Aku terlalu sibuk berharap, berdoa, Draco akan mengerti kenapa aku harus berada di sini.
Snape mengatakan sesuatu padanya, walau ia seperti tidak mendengarnya dan hanya berdiri di sana, bahkan tidak melirik profesor itu.
"Incarserus!" Harry berkata, bergerak mendekati Snape yang dengan mudahnya menangkis mantra itu. "Lawan!" Ia berteriak, tidak tau harus berbuat apa lagi. "Pengecut, lawan!"

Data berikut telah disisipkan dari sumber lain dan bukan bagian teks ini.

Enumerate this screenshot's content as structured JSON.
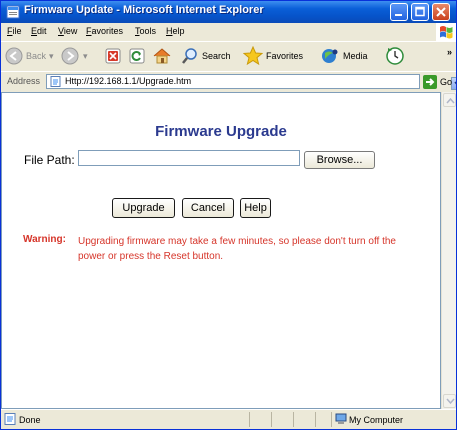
{
  "window": {
    "title": "Firmware Update - Microsoft Internet Explorer"
  },
  "menu": {
    "items": [
      "File",
      "Edit",
      "View",
      "Favorites",
      "Tools",
      "Help"
    ]
  },
  "toolbar": {
    "back_label": "Back",
    "search_label": "Search",
    "favorites_label": "Favorites",
    "media_label": "Media",
    "overflow_glyph": "»"
  },
  "address": {
    "label": "Address",
    "value": "Http://192.168.1.1/Upgrade.htm",
    "go_label": "Go"
  },
  "page": {
    "title": "Firmware Upgrade",
    "file_path_label": "File Path:",
    "file_path_value": "",
    "browse_label": "Browse...",
    "upgrade_label": "Upgrade",
    "cancel_label": "Cancel",
    "help_label": "Help",
    "warning_label": "Warning:",
    "warning_text": "Upgrading firmware may take a few minutes, so please don't turn off the power or press the Reset button."
  },
  "status": {
    "text": "Done",
    "zone": "My Computer"
  },
  "colors": {
    "title_blue": "#2b3a8f",
    "warning_red": "#d6352a",
    "titlebar_blue": "#0653c9"
  }
}
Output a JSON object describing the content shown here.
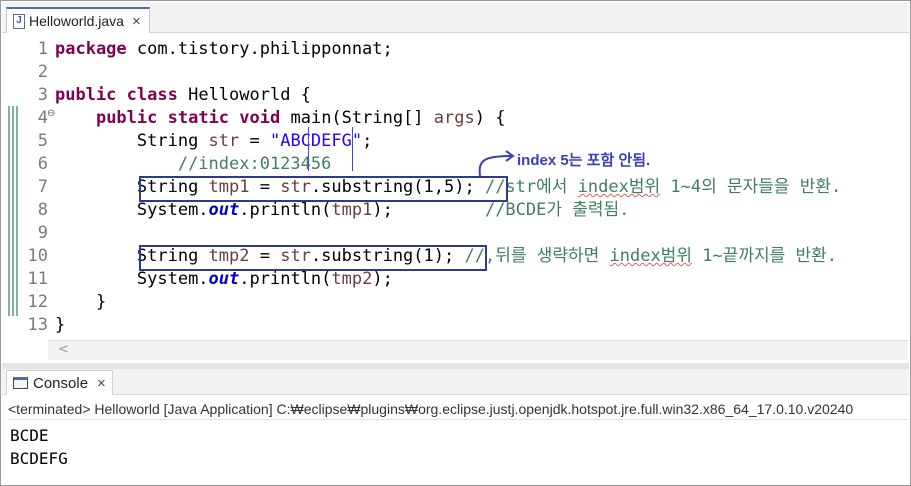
{
  "editor_tab": {
    "icon": "J",
    "title": "Helloworld.java",
    "close": "×"
  },
  "editor": {
    "line_numbers": [
      "1",
      "2",
      "3",
      "4",
      "5",
      "6",
      "7",
      "8",
      "9",
      "10",
      "11",
      "12",
      "13"
    ],
    "fold_marker": "⊖",
    "lines": {
      "l1": {
        "kw": "package",
        "rest": " com.tistory.philipponnat;"
      },
      "l3": {
        "kw1": "public",
        "kw2": "class",
        "rest": " Helloworld {"
      },
      "l4": {
        "indent": "    ",
        "kw1": "public",
        "kw2": "static",
        "kw3": "void",
        "m1": " main(String[] ",
        "arg": "args",
        "m2": ") {"
      },
      "l5": {
        "indent": "        ",
        "t1": "String ",
        "v": "str",
        "t2": " = ",
        "s": "\"ABCDEFG\"",
        "t3": ";"
      },
      "l6": {
        "indent": "            ",
        "c": "//index:0123456"
      },
      "l7": {
        "indent": "        ",
        "t1": "String ",
        "v": "tmp1",
        "t2": " = ",
        "v2": "str",
        "t3": ".substring(1,5);",
        "sp": " ",
        "c1": "//str에서 ",
        "cw": "index범위",
        "c2": " 1~4의 문자들을 반환."
      },
      "l8": {
        "indent": "        ",
        "t1": "System.",
        "f": "out",
        "t2": ".println(",
        "v": "tmp1",
        "t3": ");",
        "sp": "         ",
        "c": "//BCDE가 출력됨."
      },
      "l10": {
        "indent": "        ",
        "t1": "String ",
        "v": "tmp2",
        "t2": " = ",
        "v2": "str",
        "t3": ".substring(1);",
        "sp": " ",
        "c1": "//,뒤를 생략하면 ",
        "cw": "index범위",
        "c2": " 1~끝까지를 반환."
      },
      "l11": {
        "indent": "        ",
        "t1": "System.",
        "f": "out",
        "t2": ".println(",
        "v": "tmp2",
        "t3": ");"
      },
      "l12": {
        "t": "    }"
      },
      "l13": {
        "t": "}"
      }
    },
    "annotation": "index 5는 포함 안됨.",
    "hscroll_arrow": "<",
    "colors": {
      "keyword": "#7f0055",
      "string": "#2a00ff",
      "comment": "#3f7f5f",
      "variable": "#6a3e3e",
      "field": "#0000c0",
      "annotation_box": "#2e3a8c"
    }
  },
  "console": {
    "tab_label": "Console",
    "close": "×",
    "status": "<terminated> Helloworld [Java Application] C:₩eclipse₩plugins₩org.eclipse.justj.openjdk.hotspot.jre.full.win32.x86_64_17.0.10.v20240",
    "output": [
      "BCDE",
      "BCDEFG"
    ]
  }
}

Tidak ada satu pun dari kami yang melihat kedatangan Bellatrix, dan aku hanya menyadarinya setelah mendengar kekeh jeleknya di kegelapan malam ini, dan kakakku terbang beberapa meter ke belakang. Pergerakan itu membuatku mengalihkan pandangan dan berlari ke kakakku.
"Sialan, kau tidak apa-apa?" Aku bertanya, berusaha mencari titik di tubuhnya yang terluka. Wajah Harry meringis kesakitan, tangannya memegang bagian perutnya di mana mantra itu menyerangnya.

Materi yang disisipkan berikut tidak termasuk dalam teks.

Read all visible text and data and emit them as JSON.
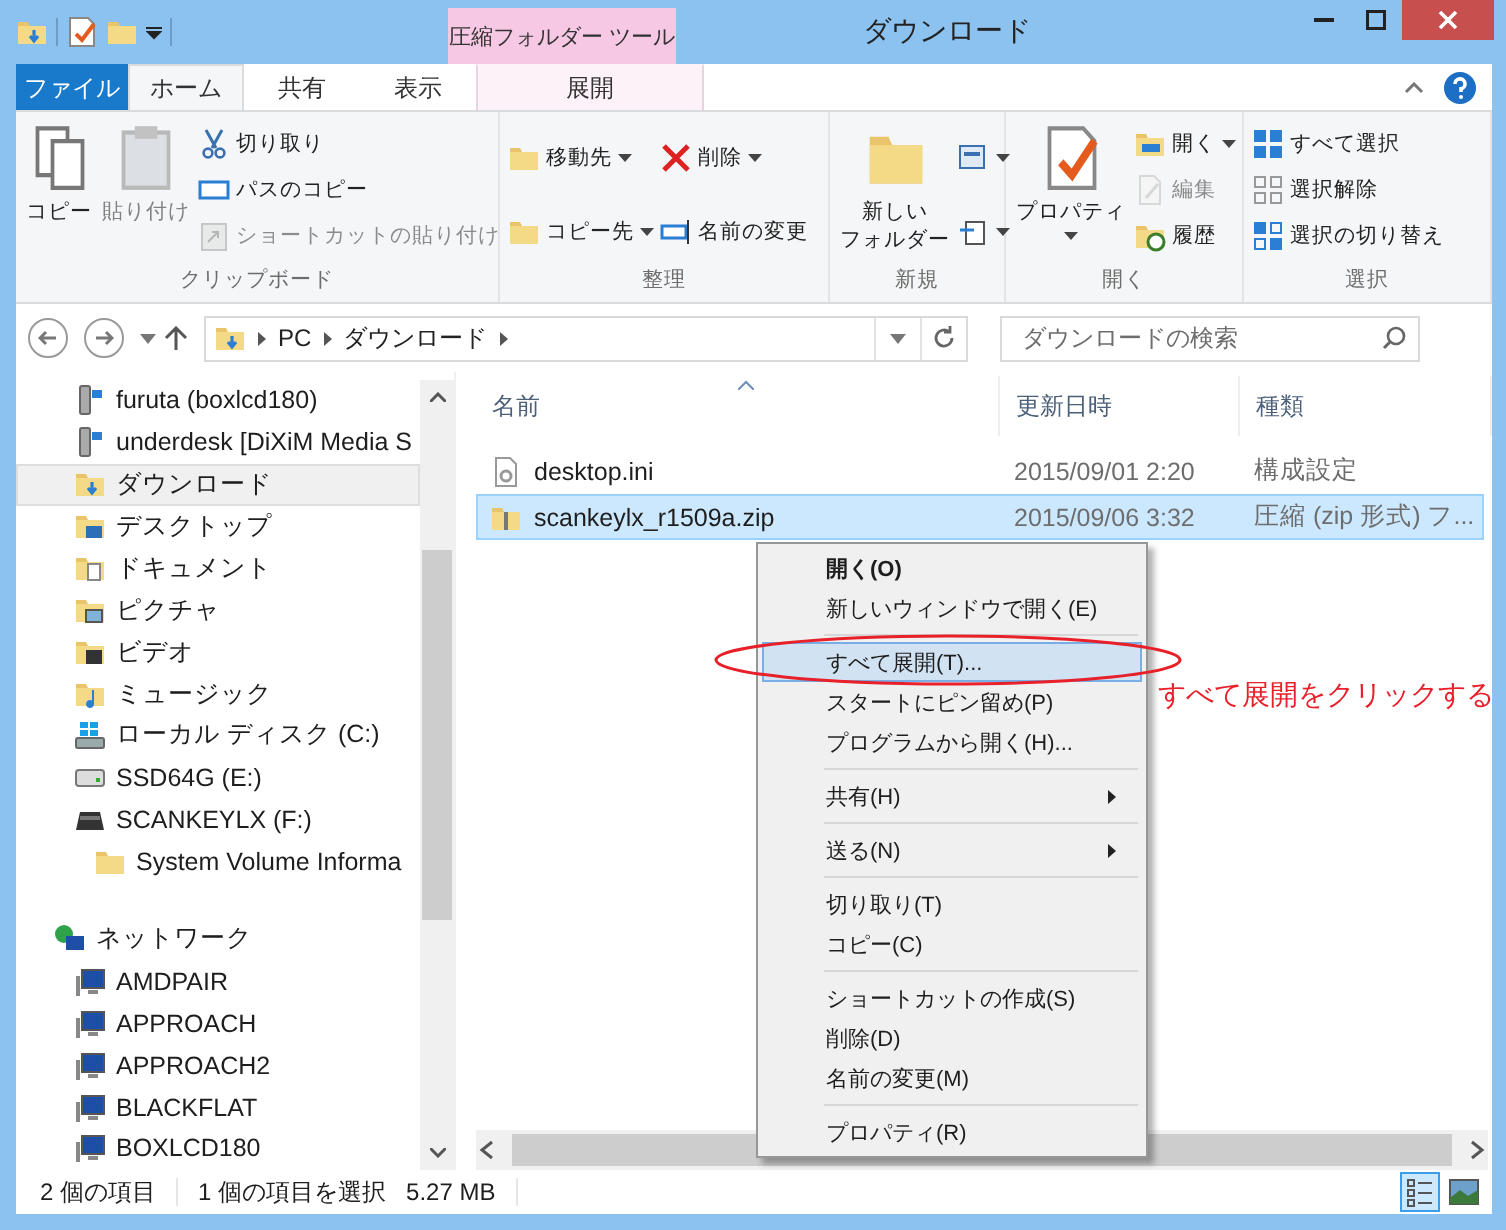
{
  "window": {
    "title": "ダウンロード"
  },
  "contextual_group": {
    "label": "圧縮フォルダー ツール"
  },
  "tabs": [
    {
      "label": "ファイル",
      "kind": "file",
      "selected": false
    },
    {
      "label": "ホーム",
      "kind": "normal",
      "selected": true
    },
    {
      "label": "共有",
      "kind": "normal",
      "selected": false
    },
    {
      "label": "表示",
      "kind": "normal",
      "selected": false
    },
    {
      "label": "展開",
      "kind": "contextual",
      "selected": false
    }
  ],
  "ribbon": [
    {
      "label": "クリップボード",
      "large": [
        {
          "lines": [
            "コピー"
          ],
          "kind": "copy",
          "disabled": false,
          "dropdown": false
        },
        {
          "lines": [
            "貼り付け"
          ],
          "kind": "paste",
          "disabled": true,
          "dropdown": false
        }
      ],
      "small_columns": [
        [
          {
            "label": "切り取り",
            "kind": "scissors",
            "disabled": false,
            "dropdown": false
          },
          {
            "label": "パスのコピー",
            "kind": "path",
            "disabled": false,
            "dropdown": false
          },
          {
            "label": "ショートカットの貼り付け",
            "kind": "shortcut",
            "disabled": true,
            "dropdown": false
          }
        ]
      ]
    },
    {
      "label": "整理",
      "small_columns": [
        [
          {
            "label": "移動先",
            "kind": "move",
            "disabled": false,
            "dropdown": true
          },
          {
            "label": "コピー先",
            "kind": "copyto",
            "disabled": false,
            "dropdown": true
          }
        ],
        [
          {
            "label": "削除",
            "kind": "delete",
            "disabled": false,
            "dropdown": true
          },
          {
            "label": "名前の変更",
            "kind": "rename",
            "disabled": false,
            "dropdown": false
          }
        ]
      ]
    },
    {
      "label": "新規",
      "large": [
        {
          "lines": [
            "新しい",
            "フォルダー"
          ],
          "kind": "folder",
          "disabled": false,
          "dropdown": false
        }
      ],
      "small_columns": [
        [
          {
            "kind": "newitem",
            "disabled": false,
            "dropdown": true
          },
          {
            "kind": "easyaccess",
            "disabled": false,
            "dropdown": true
          }
        ]
      ]
    },
    {
      "label": "開く",
      "large": [
        {
          "lines": [
            "プロパティ"
          ],
          "kind": "properties",
          "disabled": false,
          "dropdown": true
        }
      ],
      "small_columns": [
        [
          {
            "label": "開く",
            "kind": "open",
            "disabled": false,
            "dropdown": true
          },
          {
            "label": "編集",
            "kind": "edit",
            "disabled": true,
            "dropdown": false
          },
          {
            "label": "履歴",
            "kind": "history",
            "disabled": false,
            "dropdown": false
          }
        ]
      ]
    },
    {
      "label": "選択",
      "small_columns": [
        [
          {
            "label": "すべて選択",
            "kind": "selectall",
            "disabled": false,
            "dropdown": false
          },
          {
            "label": "選択解除",
            "kind": "selectnone",
            "disabled": false,
            "dropdown": false
          },
          {
            "label": "選択の切り替え",
            "kind": "invert",
            "disabled": false,
            "dropdown": false
          }
        ]
      ]
    }
  ],
  "address": {
    "path": [
      "PC",
      "ダウンロード"
    ]
  },
  "search": {
    "placeholder": "ダウンロードの検索"
  },
  "nav": {
    "items": [
      {
        "label": "furuta (boxlcd180)",
        "kind": "share",
        "selected": false
      },
      {
        "label": "underdesk [DiXiM Media S",
        "kind": "share",
        "selected": false
      },
      {
        "label": "ダウンロード",
        "kind": "downloads",
        "selected": true
      },
      {
        "label": "デスクトップ",
        "kind": "desktop",
        "selected": false
      },
      {
        "label": "ドキュメント",
        "kind": "documents",
        "selected": false
      },
      {
        "label": "ピクチャ",
        "kind": "pictures",
        "selected": false
      },
      {
        "label": "ビデオ",
        "kind": "videos",
        "selected": false
      },
      {
        "label": "ミュージック",
        "kind": "music",
        "selected": false
      },
      {
        "label": "ローカル ディスク (C:)",
        "kind": "system-drive",
        "selected": false
      },
      {
        "label": "SSD64G (E:)",
        "kind": "drive",
        "selected": false
      },
      {
        "label": "SCANKEYLX (F:)",
        "kind": "removable",
        "selected": false,
        "children": [
          {
            "label": "System Volume Informa",
            "kind": "folder",
            "selected": false
          }
        ]
      }
    ],
    "network": {
      "label": "ネットワーク",
      "children": [
        {
          "label": "AMDPAIR",
          "kind": "computer",
          "selected": false
        },
        {
          "label": "APPROACH",
          "kind": "computer",
          "selected": false
        },
        {
          "label": "APPROACH2",
          "kind": "computer",
          "selected": false
        },
        {
          "label": "BLACKFLAT",
          "kind": "computer",
          "selected": false
        },
        {
          "label": "BOXLCD180",
          "kind": "computer",
          "selected": false
        }
      ]
    }
  },
  "files": {
    "columns": [
      {
        "label": "名前",
        "sorted": true
      },
      {
        "label": "更新日時",
        "sorted": false
      },
      {
        "label": "種類",
        "sorted": false
      }
    ],
    "rows": [
      {
        "name": "desktop.ini",
        "date": "2015/09/01 2:20",
        "type": "構成設定",
        "kind": "settings",
        "selected": false
      },
      {
        "name": "scankeylx_r1509a.zip",
        "date": "2015/09/06 3:32",
        "type": "圧縮 (zip 形式) フ...",
        "kind": "zip",
        "selected": true
      }
    ]
  },
  "context_menu": [
    {
      "kind": "item",
      "label": "開く(O)",
      "default": true,
      "highlighted": false,
      "submenu": false
    },
    {
      "kind": "item",
      "label": "新しいウィンドウで開く(E)",
      "default": false,
      "highlighted": false,
      "submenu": false
    },
    {
      "kind": "separator"
    },
    {
      "kind": "item",
      "label": "すべて展開(T)...",
      "default": false,
      "highlighted": true,
      "submenu": false
    },
    {
      "kind": "item",
      "label": "スタートにピン留め(P)",
      "default": false,
      "highlighted": false,
      "submenu": false
    },
    {
      "kind": "item",
      "label": "プログラムから開く(H)...",
      "default": false,
      "highlighted": false,
      "submenu": false
    },
    {
      "kind": "separator"
    },
    {
      "kind": "item",
      "label": "共有(H)",
      "default": false,
      "highlighted": false,
      "submenu": true
    },
    {
      "kind": "separator"
    },
    {
      "kind": "item",
      "label": "送る(N)",
      "default": false,
      "highlighted": false,
      "submenu": true
    },
    {
      "kind": "separator"
    },
    {
      "kind": "item",
      "label": "切り取り(T)",
      "default": false,
      "highlighted": false,
      "submenu": false
    },
    {
      "kind": "item",
      "label": "コピー(C)",
      "default": false,
      "highlighted": false,
      "submenu": false
    },
    {
      "kind": "separator"
    },
    {
      "kind": "item",
      "label": "ショートカットの作成(S)",
      "default": false,
      "highlighted": false,
      "submenu": false
    },
    {
      "kind": "item",
      "label": "削除(D)",
      "default": false,
      "highlighted": false,
      "submenu": false
    },
    {
      "kind": "item",
      "label": "名前の変更(M)",
      "default": false,
      "highlighted": false,
      "submenu": false
    },
    {
      "kind": "separator"
    },
    {
      "kind": "item",
      "label": "プロパティ(R)",
      "default": false,
      "highlighted": false,
      "submenu": false
    }
  ],
  "annotation": {
    "text": "すべて展開をクリックする"
  },
  "status": {
    "item_count": "2 個の項目",
    "selection": "1 個の項目を選択",
    "size": "5.27 MB"
  },
  "views": [
    {
      "kind": "details",
      "selected": true
    },
    {
      "kind": "large-icons",
      "selected": false
    }
  ]
}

"Tidak apa-apa." Ia menggerutu, berusaha untuk bangkit berdiri.
"Tidak." Snape berkata. Kami sudah cukup dekat untuk bisa mendengarnya berbicara satu sama lain. "Dia milik Dark Lord!"
Bellatrix menghela napas, mulai mundur walau merasa tidak puas dengan jawaban itu. Kemudian, matanya mengarah padaku, sesuatu yang jahat tergambar di matanya.
"Dia bukan." Ia menyeringai, memperlihatkan giginya yang hancur seiring tongkat sihirnya mengarah padaku. Postur tubuh Snape dan Draco menegang, tidak ada satu pun dari mereka yang mengatakan apa pun; tau jika mereka membangkang yang di waktu yang salah, dan kabar itu sampai ke Lord, mereka akan tamat.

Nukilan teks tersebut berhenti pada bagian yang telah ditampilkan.